Of course, the big selling point with the Galago Pro is the ports. It has plenty of them!

Lock, Ethernet, SD/MMC, HDMI, Mini DisplayPort, USB, USB-C (w/ Thunderbolt 3)

Power, SIM, USB, microphone, and headphone

Unlike the recent MacBook, you will likely not need any dongles here. It is impressive how many ports have been packed into such a thin device. What I found most intriguing is how System76 fit the Ethernet jack, which has a door that flips down to hold the Ethernet cable as shown below:

The Ethernet port has a clever collapsing door

I am glad System76 was not quick to slash the Ethernet port but rather found an innovative way to include it into the design of the laptop. While I would not deliberately test this, the door feels pretty sturdy against my everyday abuse of pulling a cable in-and-out. It is also level with the table top when a cable is inserted.

Having an Ethernet port is especially life-saving when you encounter WiFi driver issues, and you need to connect to the Internet to get them.


System76 ships its computers with Ubuntu, but I prefer to use the Linux Mint distro. While Linux Mint is based on Ubuntu, I find Linux Mint to provide a much more fluid experience and "just works" when it comes to usability (although it is promising what System76 is doing with the GTK "Pop" theme). Normally, putting your own Linux distro on a System76 machine is a problem-free experience. Just make sure to install the System76 drivers.

The Galago Pro worked smoothly with the default Ubuntu installation. However, I ran into a driver problem when I installed Linux Mint 18.1 (the latest version at the time of writing).
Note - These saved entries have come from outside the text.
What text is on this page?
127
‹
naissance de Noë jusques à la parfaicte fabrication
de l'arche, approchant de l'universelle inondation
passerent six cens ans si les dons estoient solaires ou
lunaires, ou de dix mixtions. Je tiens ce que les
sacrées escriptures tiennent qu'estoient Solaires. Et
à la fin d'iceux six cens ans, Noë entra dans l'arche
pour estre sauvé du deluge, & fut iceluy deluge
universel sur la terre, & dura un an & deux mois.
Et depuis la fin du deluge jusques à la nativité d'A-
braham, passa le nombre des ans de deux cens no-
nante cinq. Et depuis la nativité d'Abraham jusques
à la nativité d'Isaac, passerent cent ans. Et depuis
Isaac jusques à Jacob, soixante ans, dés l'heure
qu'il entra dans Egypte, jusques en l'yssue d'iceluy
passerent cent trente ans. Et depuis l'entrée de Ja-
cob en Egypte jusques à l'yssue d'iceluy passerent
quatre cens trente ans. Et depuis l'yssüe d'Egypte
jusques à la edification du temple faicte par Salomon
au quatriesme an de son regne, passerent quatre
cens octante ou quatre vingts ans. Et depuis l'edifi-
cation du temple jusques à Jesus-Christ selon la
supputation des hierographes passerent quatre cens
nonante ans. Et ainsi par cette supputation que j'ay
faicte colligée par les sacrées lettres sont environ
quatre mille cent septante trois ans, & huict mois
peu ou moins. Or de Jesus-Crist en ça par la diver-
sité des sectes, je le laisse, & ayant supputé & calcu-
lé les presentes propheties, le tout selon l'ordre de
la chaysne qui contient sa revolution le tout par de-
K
It has an older Linux Kernel version that does not include drivers for the Galago Pro's new hardware, including the Intel wireless chip. This meant I had no wireless Internet to solve the problem, and thankfully the Ethernet port came in to save the day. I updated the Linux Kernel and then everything worked.
System76's customer service is always stellar, and unlike many companies are helpful towards tinkerers and hackers. I did send a message to them and suggested their System76 driver should check the Linux kernel version, and they were immediately responsive and forwarded that to their engineering team. They apologized that I had any difficulties in the first place, as they strive to have everything work even if you use a different Linux distro.


The System76 Galago Pro is a beautiful machine that feels highly productive for a 13" ultrabook. The keyboard and trackpad feel phenomenal, and the HDPI screen is beautiful. But what really stands out are the many physical ports to get plugged in, including a clever Ethernet port for those of us that like to be wired.

The only place I wish the Galago Pro pushed the boundaries a bit more is battery life. I get about 4-5 hours with moderate screen brightness and doing everyday work. However, this sounds to be on par with the current Macbook Pro, so it is unfair to cite this as a downside. But in a perfect world, 8 hours would be nice.

If you are looking for a high-quality, mobile alternative to Macbook, Surface, or other mobile productivity devices, the Galago Pro is great. It truly excels at the intersect between mobility and not cutting corners, and it just looks and feels cool.